If a compromise is reached on the provider fee, it’s possible that the deal would crowd out the centerpiece transportation funding proposal.

Concerns with adequate funding and identifying projects 

There are concerns that House Bill 1242 would lock in CDOT’s portion of the funding, about $375 million per year, over the 20-year term. Several observers say CDOT’s portion should be set as a percentage of total funding.

Even though the bill has bipartisan sponsorship – with House Speaker Crisanta Duran, D-Denver, and Senate President Kevin Grantham, R-Canon City – many Republicans were hoping for a tax-free approach.

“Before we go and have the conversation with the voters about more of their hard-earned money, we need to look at our existing resources and leverage those before asking them for more,” said Rep. Dan Nordberg, R-Colorado Springs.

There’s disagreement over how to identify projects in the legislation.

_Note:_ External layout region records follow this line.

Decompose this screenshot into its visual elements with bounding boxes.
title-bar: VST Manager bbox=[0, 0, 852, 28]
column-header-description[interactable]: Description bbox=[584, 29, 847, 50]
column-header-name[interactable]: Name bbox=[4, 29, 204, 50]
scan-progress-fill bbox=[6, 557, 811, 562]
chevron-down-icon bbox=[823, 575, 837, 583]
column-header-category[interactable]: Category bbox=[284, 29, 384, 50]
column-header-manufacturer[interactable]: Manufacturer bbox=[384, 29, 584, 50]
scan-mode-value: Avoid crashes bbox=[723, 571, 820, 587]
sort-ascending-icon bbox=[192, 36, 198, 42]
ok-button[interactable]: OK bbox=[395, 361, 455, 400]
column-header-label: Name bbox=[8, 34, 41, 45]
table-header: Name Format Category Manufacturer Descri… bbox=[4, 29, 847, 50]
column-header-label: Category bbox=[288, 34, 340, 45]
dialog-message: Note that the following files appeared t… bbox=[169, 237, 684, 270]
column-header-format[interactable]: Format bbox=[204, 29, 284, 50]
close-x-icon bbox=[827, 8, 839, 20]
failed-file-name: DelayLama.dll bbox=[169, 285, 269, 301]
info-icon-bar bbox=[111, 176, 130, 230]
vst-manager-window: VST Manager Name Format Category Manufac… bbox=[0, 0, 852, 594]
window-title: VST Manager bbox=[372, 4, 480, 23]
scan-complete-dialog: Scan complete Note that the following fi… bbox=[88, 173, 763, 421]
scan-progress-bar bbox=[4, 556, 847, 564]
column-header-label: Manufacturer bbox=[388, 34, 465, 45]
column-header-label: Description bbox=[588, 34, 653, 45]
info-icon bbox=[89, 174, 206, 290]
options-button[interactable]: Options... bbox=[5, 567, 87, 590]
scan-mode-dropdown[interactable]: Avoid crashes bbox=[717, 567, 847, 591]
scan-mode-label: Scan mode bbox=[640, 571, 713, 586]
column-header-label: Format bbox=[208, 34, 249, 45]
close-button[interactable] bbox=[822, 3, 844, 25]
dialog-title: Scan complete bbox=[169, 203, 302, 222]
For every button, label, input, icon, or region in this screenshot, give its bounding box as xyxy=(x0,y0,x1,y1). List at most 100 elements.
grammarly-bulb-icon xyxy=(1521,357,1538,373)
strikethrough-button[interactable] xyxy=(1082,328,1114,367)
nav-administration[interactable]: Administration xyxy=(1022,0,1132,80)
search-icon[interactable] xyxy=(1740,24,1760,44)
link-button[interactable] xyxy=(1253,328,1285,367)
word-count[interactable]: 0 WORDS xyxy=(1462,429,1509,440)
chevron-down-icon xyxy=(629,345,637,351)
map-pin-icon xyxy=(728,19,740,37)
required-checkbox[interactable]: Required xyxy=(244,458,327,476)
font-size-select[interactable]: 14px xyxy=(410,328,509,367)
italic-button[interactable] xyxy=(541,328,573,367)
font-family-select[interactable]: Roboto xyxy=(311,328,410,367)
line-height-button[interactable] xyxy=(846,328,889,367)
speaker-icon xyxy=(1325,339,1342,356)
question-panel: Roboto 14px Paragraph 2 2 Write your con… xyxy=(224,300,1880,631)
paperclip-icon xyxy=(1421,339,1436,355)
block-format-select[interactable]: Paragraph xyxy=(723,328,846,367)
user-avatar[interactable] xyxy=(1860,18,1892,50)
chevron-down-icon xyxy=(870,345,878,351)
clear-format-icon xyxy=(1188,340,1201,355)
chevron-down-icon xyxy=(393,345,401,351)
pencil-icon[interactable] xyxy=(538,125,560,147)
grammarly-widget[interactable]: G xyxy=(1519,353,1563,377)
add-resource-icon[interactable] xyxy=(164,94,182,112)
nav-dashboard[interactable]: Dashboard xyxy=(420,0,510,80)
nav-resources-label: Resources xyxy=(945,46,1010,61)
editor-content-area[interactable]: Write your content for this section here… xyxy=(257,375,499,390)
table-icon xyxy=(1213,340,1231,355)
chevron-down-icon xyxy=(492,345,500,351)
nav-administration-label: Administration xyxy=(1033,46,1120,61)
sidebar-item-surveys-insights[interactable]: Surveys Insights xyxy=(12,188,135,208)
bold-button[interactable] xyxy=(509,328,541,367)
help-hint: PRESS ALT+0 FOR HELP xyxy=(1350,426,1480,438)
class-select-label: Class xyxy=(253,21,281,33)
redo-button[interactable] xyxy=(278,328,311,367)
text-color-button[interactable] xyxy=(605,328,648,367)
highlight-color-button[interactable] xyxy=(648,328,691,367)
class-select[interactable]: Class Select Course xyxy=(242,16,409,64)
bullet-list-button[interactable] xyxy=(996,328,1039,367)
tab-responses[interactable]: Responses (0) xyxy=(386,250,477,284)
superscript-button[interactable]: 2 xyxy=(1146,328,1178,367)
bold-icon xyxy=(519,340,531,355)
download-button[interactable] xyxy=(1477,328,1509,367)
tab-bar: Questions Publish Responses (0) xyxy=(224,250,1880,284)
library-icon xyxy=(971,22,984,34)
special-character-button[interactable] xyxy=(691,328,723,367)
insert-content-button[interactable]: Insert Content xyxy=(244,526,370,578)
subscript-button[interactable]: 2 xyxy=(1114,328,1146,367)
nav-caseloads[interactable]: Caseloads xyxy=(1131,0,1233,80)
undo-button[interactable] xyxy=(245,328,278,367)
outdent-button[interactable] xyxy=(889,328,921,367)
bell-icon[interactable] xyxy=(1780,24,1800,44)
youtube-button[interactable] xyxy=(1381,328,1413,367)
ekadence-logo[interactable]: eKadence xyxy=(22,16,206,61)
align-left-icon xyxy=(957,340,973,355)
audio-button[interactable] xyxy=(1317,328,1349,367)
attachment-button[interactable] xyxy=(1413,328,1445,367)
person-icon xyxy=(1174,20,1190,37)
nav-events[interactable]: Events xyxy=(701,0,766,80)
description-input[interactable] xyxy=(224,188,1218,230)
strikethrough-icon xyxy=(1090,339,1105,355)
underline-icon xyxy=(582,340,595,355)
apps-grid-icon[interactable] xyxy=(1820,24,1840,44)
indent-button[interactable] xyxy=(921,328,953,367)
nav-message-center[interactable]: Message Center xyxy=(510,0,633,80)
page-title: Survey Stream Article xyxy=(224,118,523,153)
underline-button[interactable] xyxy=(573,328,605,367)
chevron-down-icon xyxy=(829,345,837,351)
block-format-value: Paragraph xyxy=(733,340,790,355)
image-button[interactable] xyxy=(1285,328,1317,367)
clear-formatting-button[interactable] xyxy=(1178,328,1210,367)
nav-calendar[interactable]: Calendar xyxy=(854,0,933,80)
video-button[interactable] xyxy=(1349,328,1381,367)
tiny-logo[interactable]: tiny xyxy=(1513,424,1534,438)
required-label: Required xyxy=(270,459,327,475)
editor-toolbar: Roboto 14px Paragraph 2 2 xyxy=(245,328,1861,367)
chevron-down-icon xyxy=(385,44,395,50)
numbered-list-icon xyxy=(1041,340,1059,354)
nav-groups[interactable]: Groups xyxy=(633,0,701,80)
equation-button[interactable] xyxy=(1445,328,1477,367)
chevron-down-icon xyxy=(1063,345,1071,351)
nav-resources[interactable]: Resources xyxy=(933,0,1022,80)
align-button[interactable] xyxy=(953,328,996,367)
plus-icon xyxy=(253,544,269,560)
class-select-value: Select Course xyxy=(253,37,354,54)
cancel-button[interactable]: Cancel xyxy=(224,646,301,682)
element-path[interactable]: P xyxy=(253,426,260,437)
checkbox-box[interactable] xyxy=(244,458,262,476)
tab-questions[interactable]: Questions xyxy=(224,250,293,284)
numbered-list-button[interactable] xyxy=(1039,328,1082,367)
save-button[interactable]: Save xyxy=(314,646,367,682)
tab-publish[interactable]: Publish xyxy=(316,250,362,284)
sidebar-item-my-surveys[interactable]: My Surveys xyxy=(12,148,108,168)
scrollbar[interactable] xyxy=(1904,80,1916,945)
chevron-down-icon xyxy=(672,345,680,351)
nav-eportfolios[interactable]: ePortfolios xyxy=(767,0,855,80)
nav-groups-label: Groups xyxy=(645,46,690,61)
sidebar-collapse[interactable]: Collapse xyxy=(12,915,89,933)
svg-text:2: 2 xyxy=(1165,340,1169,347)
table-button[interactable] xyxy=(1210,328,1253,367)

Some stakeholders argue that the CDOT priority list is insufficient. Many observers believe that if voters are going to approve a tax increase, they need to know what projects they are paying for.

Sponsors have repeatedly pointed out that a list of projects would be made public and an oversight commission would be established. Voters would see the list in a voter guide sent ahead of the election, and it also would be made available online. But some argue that the list of projects should be written into the bill.

Transportation committee chairwoman Rep. Diane Mitsch Bush, D-Steamboat Springs, a sponsor of the bill, highlighted that the oversight commission would include geographical diversity so that not just the Front Range would be represented.

Internal polling suggests that a tax increase for transportation would be hard to sell to voters, as has historically been the case in Colorado. But Duran believes Coloradans are ready to invest in the future.

“This is about generations who will follow us for many years to come,” the speaker said. “About making sure that … the quality of life that we have experienced in this state will be … available for future generations.”